INTEGRATING MASSAGE INTO PRACTICE
Several nurses and hospitals have successfully reintroduced massage into routine patient care. At Saint Barnabas Medical Center in Livingston, New Jersey, a hospital vice president, an RN, worked with holistic nurses, nurse administrators, and physicians to secure grant money to finance a hospital-based massage program. By tracking patients’ responses to massage interventions and presenting these data to hospital leadership, they were able to obtain initial funding and, through negotiations with administrators and high-level patient care directors, equipment rebate programs, and general nursing staff budgets, to sustain funding for the program after the initial grant ended.20
To determine the acceptability and feasibility of massage at their institution, nurses at a Canadian hospital selected 40 adult patients in a cardiac ICU to receive a 15-minute hand massage.12 This small pilot allowed researchers to collect both quantitative data (pain scores) and qualitative data (patient interviews). The interviews provided insight into how to change the intervention to make it more meaningful, as well as evidence for the use of nonpharmacologic pain management in the critical care setting.
Another effective strategy is “bundling” massage into existing care—for example, combining massaging the back with turning patients to maintain skin health.
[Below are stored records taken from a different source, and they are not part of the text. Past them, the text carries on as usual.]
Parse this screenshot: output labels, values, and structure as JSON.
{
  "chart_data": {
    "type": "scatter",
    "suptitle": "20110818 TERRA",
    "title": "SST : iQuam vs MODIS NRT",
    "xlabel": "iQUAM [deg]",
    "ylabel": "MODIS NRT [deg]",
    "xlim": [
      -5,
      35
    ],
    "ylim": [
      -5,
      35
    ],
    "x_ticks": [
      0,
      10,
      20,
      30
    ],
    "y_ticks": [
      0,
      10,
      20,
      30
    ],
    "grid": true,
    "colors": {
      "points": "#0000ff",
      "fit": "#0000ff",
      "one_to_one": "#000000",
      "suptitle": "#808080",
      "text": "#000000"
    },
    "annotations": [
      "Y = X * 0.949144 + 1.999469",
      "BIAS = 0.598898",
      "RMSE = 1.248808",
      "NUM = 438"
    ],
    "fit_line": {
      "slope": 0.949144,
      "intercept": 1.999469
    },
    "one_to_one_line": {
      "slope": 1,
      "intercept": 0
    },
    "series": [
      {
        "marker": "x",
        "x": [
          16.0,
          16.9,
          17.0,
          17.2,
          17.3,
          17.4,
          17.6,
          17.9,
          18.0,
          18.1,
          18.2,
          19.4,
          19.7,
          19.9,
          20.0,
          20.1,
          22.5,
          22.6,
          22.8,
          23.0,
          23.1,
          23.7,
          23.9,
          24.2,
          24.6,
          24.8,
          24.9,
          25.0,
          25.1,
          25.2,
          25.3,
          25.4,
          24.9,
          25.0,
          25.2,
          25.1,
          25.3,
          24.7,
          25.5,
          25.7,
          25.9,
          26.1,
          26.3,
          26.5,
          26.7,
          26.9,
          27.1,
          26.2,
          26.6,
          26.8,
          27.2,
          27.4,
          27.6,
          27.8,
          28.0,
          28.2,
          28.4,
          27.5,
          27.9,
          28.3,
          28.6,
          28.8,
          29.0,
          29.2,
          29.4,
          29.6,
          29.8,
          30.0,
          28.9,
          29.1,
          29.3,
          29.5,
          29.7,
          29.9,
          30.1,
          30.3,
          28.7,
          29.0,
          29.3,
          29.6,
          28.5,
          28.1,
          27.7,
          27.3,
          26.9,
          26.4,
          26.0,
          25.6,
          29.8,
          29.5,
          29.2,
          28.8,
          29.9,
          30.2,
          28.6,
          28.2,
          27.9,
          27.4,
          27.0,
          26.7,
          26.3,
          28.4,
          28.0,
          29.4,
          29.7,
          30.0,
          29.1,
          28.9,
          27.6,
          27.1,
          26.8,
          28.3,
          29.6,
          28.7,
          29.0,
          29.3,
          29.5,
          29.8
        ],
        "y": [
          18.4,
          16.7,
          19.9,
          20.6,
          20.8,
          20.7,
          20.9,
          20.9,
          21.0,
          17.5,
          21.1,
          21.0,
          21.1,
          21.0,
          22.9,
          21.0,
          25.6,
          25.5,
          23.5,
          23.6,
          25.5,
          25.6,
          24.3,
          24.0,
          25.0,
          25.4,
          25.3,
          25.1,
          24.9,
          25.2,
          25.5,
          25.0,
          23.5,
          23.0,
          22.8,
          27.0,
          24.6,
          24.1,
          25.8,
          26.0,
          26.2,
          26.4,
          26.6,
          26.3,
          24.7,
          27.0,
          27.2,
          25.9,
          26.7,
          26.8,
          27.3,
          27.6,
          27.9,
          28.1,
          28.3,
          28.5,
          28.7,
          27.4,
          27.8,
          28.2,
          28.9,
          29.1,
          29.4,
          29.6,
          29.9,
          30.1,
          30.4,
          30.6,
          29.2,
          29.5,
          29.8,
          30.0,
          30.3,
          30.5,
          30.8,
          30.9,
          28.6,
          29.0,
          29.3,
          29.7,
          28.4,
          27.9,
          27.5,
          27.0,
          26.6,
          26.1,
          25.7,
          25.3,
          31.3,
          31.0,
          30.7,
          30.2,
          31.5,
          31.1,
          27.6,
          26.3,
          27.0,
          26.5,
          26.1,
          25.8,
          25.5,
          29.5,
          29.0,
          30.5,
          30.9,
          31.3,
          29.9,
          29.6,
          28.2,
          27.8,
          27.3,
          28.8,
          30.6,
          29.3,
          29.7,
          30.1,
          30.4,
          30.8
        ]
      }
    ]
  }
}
Enough evidence exists to support the benefits of massage to consider adding massage therapy to order sets, protocols, and unit guidelines of care.
Tracking the effectiveness of massage as an independent nursing intervention and the time involved in its delivery is an essential first step toward the successful integration of massage into routine nursing care. Presenting those data to bedside nursing staff and senior leaders can increase the support for and encourage the adoption of massage. Having a trained massage therapist train others is always beneficial, but if unavailable, many nursing manuals and reputable online sources can teach nurses simple massage techniques. With the right approach and institutional support, nurses can incorporate massage into their daily practice as a way to promote healing and establish a therapeutic relationship with patients, using an intervention that is widely accepted and associated with minimal risk.
The benefits of massage and reasons for incorporating its use in nursing care remain fundamentally the same today as in nursing's earliest days. Massage promotes the development of a therapeutic relationship between patient and nurse and more fully engages the patient in the healing process. As in nursing's early days, massage is still promoted in today's nursing textbooks as a way to mitigate pain, increase comfort, and preserve function of all major body systems. Given massage's many benefits and few adverse effects, we should consider using it in populations of all ages and with a wide variety of conditions. Beyond the benefits massage confers to the patient, it offers nurses an opportunity to slow down and relate to their patients in a direct, nonverbal, meaningful way. Nurses’ ability to provide high-touch, as well as high-tech, care and to support the healing of the entire patient will help define nursing in this century.